Pancho Villa, My Grandmother, and the Revolutionary History of the Border
My maternal grandmother was a head nurse in a hospital in the northern state of Chihuahua during the Mexican Revolution – an epic event that affected both sides of the border and caused my family to permanently move to the United States to escape the violence.
Grandmother worked at the hospital, family lore goes, when the infamous general Pancho Villa seized the facility and left his wounded troops to the hospital’s care. Mama, as we called her, took it upon herself to watch out for the female nurses amid all the soldiers, some of whom made unwanted sexual advances to them. She reported them to Villa’s officers. That’s when Villa showed up and asked Mama to point out the offending soldiers. When she did, he drew his pistol and summarily executed the men, astonishing the witnesses and delivering the message to his army that this behavior would not be tolerated.
I’ll never know the truth of this incident, but hearing this tale as a child ignited my imagination, and I devoured everything I could read about Pancho Villa. Yes, there was a debate over whether he was a hero or villain. Yes, he executed people unmercifully. Yes, he ordered his troops to rape women in a town he captured. And, yes, his army was only the second foreign army to invade the United States since the British in the war of 1812. The invasion of Columbus, New Mexico, notwithstanding, he had been an ally of the US and a Hollywood favorite because he allowed movie crews to film his battles and even shoot retakes.

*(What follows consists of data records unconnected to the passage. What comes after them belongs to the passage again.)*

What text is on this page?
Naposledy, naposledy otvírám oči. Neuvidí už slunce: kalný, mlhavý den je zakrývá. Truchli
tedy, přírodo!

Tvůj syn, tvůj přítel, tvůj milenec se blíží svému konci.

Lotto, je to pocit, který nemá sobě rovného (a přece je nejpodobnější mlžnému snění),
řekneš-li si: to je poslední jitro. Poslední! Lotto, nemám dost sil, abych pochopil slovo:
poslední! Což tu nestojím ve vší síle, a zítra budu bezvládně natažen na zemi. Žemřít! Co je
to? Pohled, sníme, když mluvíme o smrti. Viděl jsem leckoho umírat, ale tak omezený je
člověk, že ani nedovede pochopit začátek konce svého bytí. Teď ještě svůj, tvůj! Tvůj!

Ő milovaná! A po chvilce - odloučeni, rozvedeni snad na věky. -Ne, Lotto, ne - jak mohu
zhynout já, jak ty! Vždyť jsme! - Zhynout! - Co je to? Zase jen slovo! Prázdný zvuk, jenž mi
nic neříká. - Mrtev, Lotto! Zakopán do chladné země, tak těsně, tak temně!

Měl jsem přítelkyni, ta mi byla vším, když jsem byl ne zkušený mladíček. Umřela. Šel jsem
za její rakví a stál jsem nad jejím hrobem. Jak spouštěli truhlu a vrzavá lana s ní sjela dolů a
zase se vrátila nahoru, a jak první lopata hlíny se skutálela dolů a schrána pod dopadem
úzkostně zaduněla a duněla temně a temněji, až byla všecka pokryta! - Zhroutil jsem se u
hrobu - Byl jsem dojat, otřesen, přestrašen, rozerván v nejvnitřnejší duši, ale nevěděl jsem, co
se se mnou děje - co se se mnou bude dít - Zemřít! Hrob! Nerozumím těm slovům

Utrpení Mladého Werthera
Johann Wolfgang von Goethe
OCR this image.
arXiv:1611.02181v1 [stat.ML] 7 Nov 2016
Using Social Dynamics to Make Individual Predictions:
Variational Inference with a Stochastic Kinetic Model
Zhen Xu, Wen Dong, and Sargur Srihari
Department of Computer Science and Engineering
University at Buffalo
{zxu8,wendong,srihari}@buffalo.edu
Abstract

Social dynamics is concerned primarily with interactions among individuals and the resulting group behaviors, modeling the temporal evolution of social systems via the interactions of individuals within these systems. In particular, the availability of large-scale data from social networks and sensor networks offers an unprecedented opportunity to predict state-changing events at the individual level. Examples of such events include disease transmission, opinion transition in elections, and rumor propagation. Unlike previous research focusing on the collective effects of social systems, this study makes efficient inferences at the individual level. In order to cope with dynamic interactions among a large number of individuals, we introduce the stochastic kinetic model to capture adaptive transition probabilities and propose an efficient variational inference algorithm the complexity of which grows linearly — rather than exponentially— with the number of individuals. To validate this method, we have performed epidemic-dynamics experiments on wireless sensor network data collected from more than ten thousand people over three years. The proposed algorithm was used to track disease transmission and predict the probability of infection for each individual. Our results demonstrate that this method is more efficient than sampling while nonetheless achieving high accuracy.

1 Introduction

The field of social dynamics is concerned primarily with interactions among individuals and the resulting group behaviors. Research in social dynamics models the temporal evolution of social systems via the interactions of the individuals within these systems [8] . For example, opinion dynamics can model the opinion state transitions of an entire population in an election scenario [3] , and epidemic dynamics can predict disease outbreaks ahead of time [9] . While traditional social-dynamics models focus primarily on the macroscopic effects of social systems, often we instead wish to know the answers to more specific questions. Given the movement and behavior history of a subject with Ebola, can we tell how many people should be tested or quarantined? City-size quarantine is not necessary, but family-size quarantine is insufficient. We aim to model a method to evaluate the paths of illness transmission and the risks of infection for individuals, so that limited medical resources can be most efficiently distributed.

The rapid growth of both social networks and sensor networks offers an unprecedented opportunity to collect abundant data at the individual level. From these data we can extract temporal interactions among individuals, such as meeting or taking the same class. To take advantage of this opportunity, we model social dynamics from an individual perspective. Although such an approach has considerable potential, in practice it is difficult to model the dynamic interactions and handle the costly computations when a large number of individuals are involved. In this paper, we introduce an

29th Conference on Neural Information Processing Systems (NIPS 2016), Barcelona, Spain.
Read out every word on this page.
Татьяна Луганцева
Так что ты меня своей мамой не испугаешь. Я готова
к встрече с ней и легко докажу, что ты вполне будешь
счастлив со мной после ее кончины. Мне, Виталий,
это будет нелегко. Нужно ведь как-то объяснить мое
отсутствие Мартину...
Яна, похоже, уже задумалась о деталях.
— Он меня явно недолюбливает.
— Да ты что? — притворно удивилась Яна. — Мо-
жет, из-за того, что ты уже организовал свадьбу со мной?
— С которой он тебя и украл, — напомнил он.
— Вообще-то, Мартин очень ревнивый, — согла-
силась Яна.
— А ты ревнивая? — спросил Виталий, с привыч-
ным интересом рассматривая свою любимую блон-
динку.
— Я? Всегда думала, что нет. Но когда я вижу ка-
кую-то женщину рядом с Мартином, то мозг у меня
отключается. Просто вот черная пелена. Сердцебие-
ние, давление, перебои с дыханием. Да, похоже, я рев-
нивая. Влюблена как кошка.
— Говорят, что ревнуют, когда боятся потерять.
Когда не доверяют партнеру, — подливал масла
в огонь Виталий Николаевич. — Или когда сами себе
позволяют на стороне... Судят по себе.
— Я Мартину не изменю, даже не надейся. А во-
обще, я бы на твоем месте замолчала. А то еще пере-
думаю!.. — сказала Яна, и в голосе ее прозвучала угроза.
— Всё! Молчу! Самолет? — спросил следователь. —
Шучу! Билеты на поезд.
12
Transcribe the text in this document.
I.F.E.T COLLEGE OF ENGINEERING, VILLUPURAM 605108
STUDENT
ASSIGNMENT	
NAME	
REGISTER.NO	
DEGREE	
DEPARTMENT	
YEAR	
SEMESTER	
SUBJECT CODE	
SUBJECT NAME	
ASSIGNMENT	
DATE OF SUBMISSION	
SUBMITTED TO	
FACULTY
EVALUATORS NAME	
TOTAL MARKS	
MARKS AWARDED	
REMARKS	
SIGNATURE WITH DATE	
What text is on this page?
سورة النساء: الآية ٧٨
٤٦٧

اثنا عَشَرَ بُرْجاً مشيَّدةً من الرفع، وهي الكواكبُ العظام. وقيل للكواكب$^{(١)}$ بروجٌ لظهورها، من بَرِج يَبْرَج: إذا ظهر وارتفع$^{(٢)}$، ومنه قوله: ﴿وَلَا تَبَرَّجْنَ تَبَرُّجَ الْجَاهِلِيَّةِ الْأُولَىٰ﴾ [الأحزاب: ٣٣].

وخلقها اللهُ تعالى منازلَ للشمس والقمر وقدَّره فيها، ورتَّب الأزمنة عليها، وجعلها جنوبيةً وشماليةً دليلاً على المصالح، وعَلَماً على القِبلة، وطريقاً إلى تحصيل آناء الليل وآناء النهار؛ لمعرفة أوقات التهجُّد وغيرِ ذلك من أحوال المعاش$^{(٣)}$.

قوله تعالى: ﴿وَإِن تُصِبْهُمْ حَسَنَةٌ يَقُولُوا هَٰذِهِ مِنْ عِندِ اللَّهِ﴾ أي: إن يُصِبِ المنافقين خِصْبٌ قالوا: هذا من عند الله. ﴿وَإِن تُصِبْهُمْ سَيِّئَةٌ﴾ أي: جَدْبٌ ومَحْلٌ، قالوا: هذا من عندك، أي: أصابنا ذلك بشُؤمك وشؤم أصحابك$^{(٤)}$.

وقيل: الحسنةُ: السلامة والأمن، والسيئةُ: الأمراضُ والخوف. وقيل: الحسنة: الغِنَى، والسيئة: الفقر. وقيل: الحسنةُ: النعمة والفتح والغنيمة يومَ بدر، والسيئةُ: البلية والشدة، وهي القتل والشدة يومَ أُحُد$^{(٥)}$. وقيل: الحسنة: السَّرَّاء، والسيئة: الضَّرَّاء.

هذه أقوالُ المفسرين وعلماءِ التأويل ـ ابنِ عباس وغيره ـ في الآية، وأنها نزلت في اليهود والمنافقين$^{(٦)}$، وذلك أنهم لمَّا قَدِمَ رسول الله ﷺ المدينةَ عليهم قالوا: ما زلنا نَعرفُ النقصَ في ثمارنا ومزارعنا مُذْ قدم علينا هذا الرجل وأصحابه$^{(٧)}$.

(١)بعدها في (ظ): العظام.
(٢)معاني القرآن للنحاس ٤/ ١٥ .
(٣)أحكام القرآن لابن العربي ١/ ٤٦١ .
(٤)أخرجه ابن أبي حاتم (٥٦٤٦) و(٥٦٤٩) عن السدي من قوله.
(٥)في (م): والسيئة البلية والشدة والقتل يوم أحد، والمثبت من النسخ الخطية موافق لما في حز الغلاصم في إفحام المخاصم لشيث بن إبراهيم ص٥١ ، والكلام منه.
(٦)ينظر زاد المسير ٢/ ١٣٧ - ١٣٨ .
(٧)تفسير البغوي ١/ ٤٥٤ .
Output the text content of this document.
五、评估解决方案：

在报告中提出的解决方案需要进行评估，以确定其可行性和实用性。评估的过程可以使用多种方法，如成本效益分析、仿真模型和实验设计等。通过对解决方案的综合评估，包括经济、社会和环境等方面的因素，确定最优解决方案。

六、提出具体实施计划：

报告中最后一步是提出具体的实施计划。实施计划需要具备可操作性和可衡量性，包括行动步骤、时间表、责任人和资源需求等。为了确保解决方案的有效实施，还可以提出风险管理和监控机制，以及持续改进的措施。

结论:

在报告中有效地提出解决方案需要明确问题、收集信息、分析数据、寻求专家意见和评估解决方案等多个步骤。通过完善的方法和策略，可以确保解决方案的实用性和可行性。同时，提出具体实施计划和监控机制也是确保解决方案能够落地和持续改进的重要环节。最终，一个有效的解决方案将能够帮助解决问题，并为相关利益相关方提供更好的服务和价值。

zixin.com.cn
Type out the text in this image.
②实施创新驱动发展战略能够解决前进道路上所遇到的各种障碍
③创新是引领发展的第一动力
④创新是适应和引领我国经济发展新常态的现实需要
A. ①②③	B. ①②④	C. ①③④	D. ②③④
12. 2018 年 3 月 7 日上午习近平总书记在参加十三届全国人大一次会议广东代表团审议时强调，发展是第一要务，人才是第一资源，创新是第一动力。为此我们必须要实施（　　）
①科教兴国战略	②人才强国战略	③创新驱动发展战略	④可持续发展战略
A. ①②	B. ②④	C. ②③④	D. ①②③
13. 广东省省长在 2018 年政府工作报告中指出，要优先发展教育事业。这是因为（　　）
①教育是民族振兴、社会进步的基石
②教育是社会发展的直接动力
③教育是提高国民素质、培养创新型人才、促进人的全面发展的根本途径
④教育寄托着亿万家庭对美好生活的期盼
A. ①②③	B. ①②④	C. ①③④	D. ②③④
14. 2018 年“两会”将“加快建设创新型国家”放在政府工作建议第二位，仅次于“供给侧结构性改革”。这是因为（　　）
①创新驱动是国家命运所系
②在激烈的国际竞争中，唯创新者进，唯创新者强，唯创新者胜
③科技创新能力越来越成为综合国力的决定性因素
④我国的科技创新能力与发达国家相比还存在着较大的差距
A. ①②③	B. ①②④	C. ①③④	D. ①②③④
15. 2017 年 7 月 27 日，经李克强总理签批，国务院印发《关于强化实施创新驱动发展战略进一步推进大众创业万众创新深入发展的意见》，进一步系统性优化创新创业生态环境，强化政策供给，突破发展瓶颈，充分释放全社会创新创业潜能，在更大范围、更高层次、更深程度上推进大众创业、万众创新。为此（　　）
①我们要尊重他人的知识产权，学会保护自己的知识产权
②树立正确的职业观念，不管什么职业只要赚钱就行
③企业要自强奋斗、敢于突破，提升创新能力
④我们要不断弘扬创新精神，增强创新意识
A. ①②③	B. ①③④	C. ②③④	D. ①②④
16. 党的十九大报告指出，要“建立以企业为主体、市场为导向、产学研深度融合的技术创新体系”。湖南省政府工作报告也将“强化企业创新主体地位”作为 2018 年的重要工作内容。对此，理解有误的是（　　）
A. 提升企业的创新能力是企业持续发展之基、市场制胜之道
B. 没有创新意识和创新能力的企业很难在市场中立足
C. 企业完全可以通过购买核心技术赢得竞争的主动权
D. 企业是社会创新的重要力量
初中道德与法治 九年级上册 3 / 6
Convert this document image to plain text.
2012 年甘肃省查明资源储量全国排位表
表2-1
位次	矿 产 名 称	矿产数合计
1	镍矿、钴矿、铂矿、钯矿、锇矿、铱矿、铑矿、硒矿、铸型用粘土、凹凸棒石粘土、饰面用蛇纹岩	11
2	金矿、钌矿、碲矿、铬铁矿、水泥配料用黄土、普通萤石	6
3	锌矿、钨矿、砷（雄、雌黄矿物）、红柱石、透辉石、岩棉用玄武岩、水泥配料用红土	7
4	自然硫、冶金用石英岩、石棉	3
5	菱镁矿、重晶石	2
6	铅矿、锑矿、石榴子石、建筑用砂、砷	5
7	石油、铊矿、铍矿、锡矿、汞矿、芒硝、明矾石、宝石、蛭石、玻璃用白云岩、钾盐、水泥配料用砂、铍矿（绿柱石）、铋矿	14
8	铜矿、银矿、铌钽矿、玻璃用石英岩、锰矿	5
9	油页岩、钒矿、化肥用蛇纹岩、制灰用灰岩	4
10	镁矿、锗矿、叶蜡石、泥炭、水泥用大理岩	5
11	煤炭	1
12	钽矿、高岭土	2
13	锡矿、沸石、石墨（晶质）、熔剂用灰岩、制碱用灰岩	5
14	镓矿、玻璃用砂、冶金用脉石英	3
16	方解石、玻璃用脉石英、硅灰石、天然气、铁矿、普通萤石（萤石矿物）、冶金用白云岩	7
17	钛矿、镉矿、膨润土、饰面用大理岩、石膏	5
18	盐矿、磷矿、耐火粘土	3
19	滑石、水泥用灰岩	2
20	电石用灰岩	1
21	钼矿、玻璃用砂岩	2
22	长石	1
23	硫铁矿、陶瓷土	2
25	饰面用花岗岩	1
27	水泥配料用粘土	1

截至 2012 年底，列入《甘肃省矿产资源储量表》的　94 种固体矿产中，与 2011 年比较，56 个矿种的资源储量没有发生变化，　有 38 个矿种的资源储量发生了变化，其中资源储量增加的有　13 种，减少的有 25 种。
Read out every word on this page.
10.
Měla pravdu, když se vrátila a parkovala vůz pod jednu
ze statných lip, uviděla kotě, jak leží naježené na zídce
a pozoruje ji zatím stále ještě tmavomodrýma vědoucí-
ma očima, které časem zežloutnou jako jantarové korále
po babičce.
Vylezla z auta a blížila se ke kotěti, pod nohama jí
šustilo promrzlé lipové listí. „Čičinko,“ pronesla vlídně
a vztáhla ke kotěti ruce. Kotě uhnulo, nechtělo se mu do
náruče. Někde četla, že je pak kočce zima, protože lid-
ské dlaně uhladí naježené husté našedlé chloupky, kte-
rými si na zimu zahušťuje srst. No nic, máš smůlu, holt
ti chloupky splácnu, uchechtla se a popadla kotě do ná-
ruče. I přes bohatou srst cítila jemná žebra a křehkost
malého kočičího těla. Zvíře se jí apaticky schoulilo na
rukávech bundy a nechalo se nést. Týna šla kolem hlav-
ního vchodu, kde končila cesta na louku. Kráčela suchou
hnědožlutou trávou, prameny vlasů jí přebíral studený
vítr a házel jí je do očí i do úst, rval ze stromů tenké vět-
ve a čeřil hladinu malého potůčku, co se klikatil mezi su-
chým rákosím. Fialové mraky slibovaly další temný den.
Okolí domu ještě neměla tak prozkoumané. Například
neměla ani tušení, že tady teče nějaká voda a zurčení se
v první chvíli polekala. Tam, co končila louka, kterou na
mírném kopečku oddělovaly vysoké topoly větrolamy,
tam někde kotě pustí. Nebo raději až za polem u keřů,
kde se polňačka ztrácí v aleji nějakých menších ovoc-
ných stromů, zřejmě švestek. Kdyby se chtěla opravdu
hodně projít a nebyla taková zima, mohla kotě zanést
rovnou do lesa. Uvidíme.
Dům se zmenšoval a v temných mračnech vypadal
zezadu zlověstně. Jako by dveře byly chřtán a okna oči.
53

At the height of his influence, Villa was a brilliant wartime tactician, one of the first to use trains as mobile army surgical hospitals. Although he used my home town of El Paso, Texas, as an important trading post for smuggling arms and other contraband to his revolutionary Division of the North army, I never learned a thing about him in school. What I learned was prompted by Mama’s stories.
She was born in Arizona, but her life was spent on both sides of the border, like so many people for generations. Their stories of the revolution often only live on in family lore, not in school history books. Like thousands of other refugees from Mexico, Mama came to the US to escape an agonizing, decade-long revolution in which the state of Chihuahua and the city of Juárez, across from El Paso, were strategic focal points of the war and the sites of several pitched battles. Yet the only reference to Villa was when we learned about General John “Black Jack” Pershing, who commanded Fort Bliss, located in El Paso, and unsuccessfully invaded Mexico in an effort to capture Villa after the Mexican general entered New Mexico.
After Mama made her permanent home in El Paso, she applied her midwife skills in Hispanic neighborhoods along Alameda Street, on the south side of town near the border. Many of the babies she helped deliver came from families that were also refugees from years of fighting in Mexico. As a child, I would engage in debates with Hispanic schoolmates over whether Villa was a hero or a villain. Years later, I figured out that those who idolized Villa came from the peasant class in Mexico and those who declared him a bandit had upper-class relatives before the revolution.